What is a Saturday for? To many, Saturday is a day for rest and relaxation, a day to put down the hammer and the hoe and just simply live as a human being. To many, a Saturday signifies a day in which they can sow their oats wild to their hearts desire, partying and discoing all day long, and of course to many, Saturdays are for the boys. The phrase “Saturdays are for the boys” (SAFTB) originated from a drunk tweet of Barstool Sports blogger John Feitelberg and is a rallying cry for boys all around the globe. 

Very similar to the widely known saying “bros before hoes,” SAFTB is a phrase used to signify Saturday as a day just for “hanging with the boys” and engaging in male bonding without women to “bother them” or pull them away from their bros. It’s generally used in jest and has become, in its own way, a meme. It’s also commonly uttered with a precursor like, “Fridays are for the men, Saturdays are for the boys,” which is mostly nonsensical, but draws a line between the weekdays and Saturday for males. Men are responsible and mature from Monday to Friday, while on Saturdays we turn into boys who are immature and free from our responsibilities. SAFTB represents a better part of brotherhood and relationships formed between boys. 

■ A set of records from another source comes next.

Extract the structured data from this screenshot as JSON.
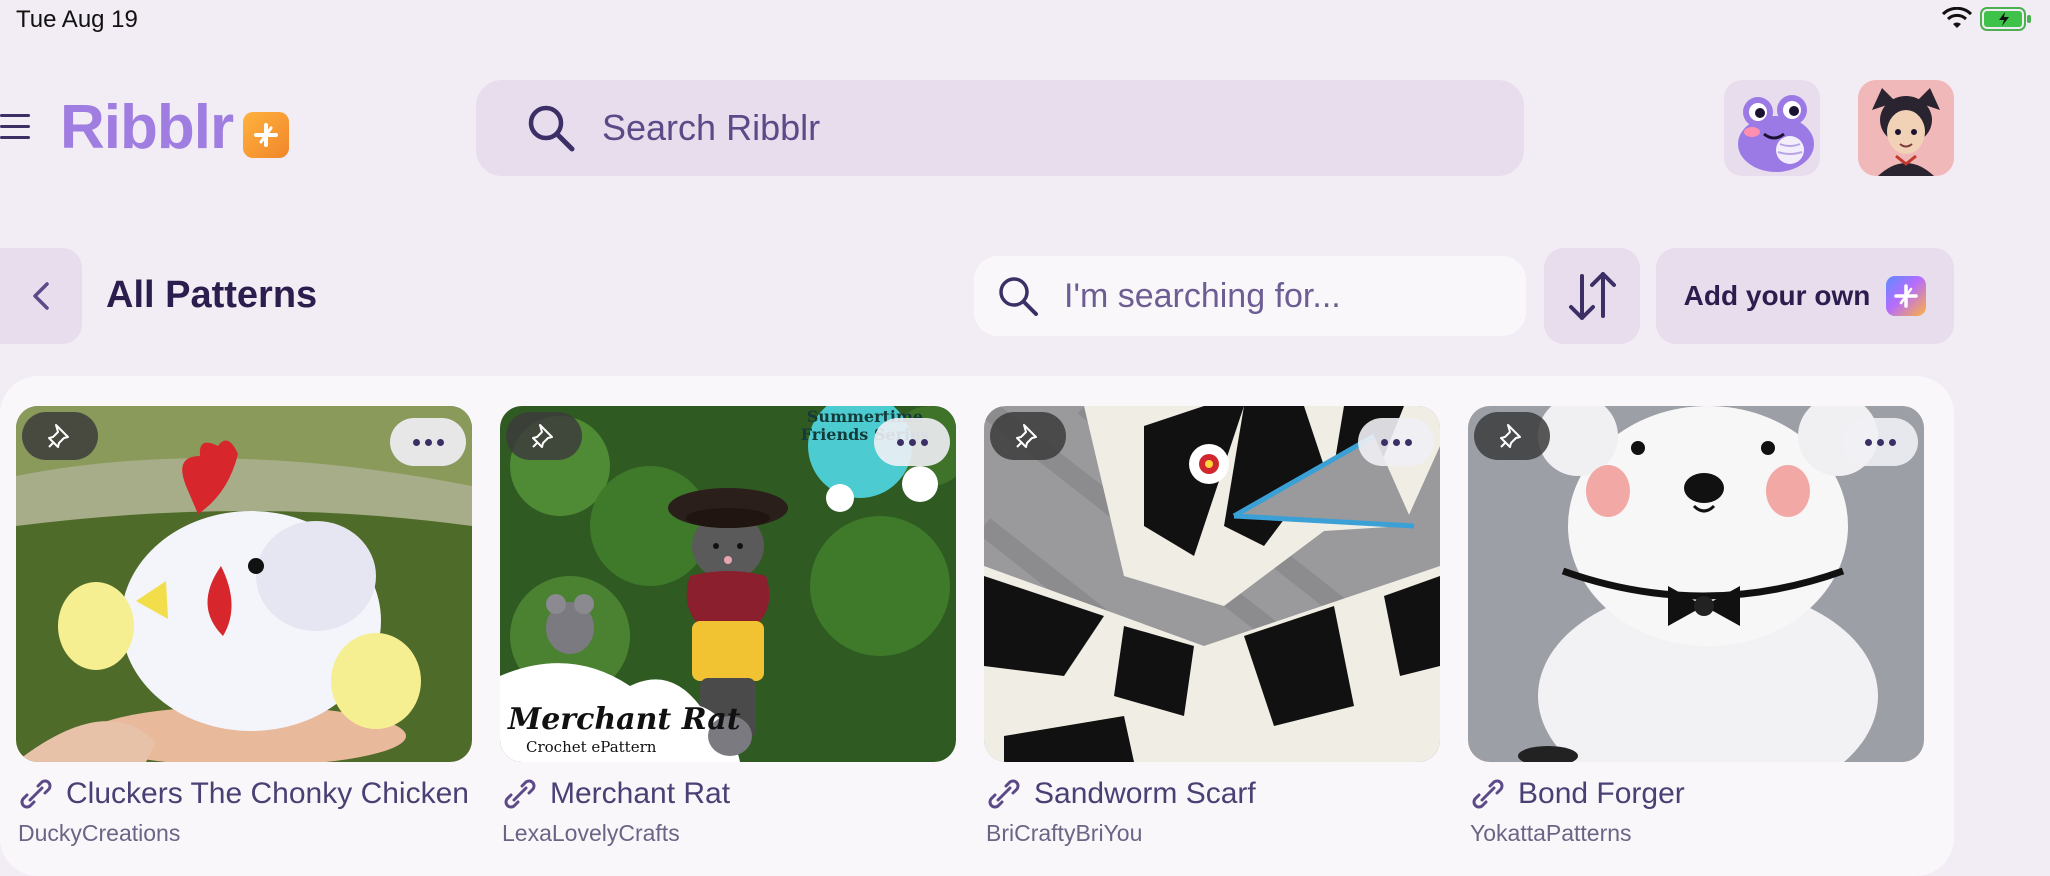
{
  "status_bar": {
    "time": "Tue Aug 19"
  },
  "header": {
    "logo_text": "Ribblr",
    "search_placeholder": "Search Ribblr"
  },
  "toolbar": {
    "title": "All Patterns",
    "search_placeholder": "I'm searching for...",
    "add_label": "Add your own"
  },
  "patterns": [
    {
      "name": "Cluckers The Chonky Chicken",
      "author": "DuckyCreations"
    },
    {
      "name": "Merchant Rat",
      "author": "LexaLovelyCrafts",
      "image_text": {
        "badge": "Summertime Friends Series",
        "caption": "Merchant Rat",
        "subcaption": "Crochet ePattern"
      }
    },
    {
      "name": "Sandworm Scarf",
      "author": "BriCraftyBriYou"
    },
    {
      "name": "Bond Forger",
      "author": "YokattaPatterns"
    }
  ],
  "icons": {
    "menu": "hamburger-icon",
    "search": "search-icon",
    "back": "chevron-left-icon",
    "sort": "sort-arrows-icon",
    "pin": "pin-icon",
    "more": "ellipsis-icon",
    "link": "link-icon"
  },
  "colors": {
    "brand": "#a07de0",
    "background": "#f2ecf4",
    "accent_orange": "#f59a2f"
  }
}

While the conversation on brotherhood often surrounds the toxic parts of it, there’s another side that’s quite positive. The whole idea of “the boys” or its synonyms, “the bros,” “my dudes,” or “the guys,” is that of a male friendship of a couple guys who support and have fun with each other. When searching the Instagram hashtag for SAFTB, you can find pictures of groups of friends having fun with each other and engaging in mostly wholesome activities, albeit holding a lot of beer, all of course on Saturdays. Where SAFTB digresses from a more popular term like “bros before hoes” is that it doesn’t exist to disparage another gender, but celebrate its own. Experiences differ for everybody, but personally, I’ve found male-only communities at places like sleepaway camp or a gender-split Jewish youth group I’m part of to be special places where I’ve been able to form strong friendships and find brotherhood partly because of the fact of their purposeful gender segregation. Wanting to hang out with just the guys on Saturdays is a celebration of a special friendship, just as if girls wanted to hang with just the girls on Saturday. 

Where SAFTB becomes problematic is when it’s used by men to rationalize disregarding responsibilities and delegating problems from themselves to women. A common stereotype of home life that has been historically very present in the US is that after men come home from work they are no longer required to do anything else for the family. He goes to his 9 to 5 job, comes home, eats the dinner his wife made for him, and then goes to drink beer or play poker with his friends while his wife takes care of everything at home. Even if the woman also had a job, this was still how it went and men would (and still do) expect women to take care of all responsibilities at home while they could be cooling off with their friends. In some ways SAFTB presents the idea that men have a right to be with their friends, drinking beer on Saturdays and perhaps especially if there’s other stuff that they should be doing. When a household and children are in the mix, SAFTB takes on the alternate meaning of Saturdays also being for women to take care of the children. 

However, because the term is really used mainly among younger men, this problem is certainly alleviated somewhat, but it still in some ways upholds this toxic culture. In terms of toxicity however, SAFTB ranks very low, especially when compared to many other trends or aspects of male-centered trends. At the end of the day, it can be affirmed that Saturdays are indeed for the boys.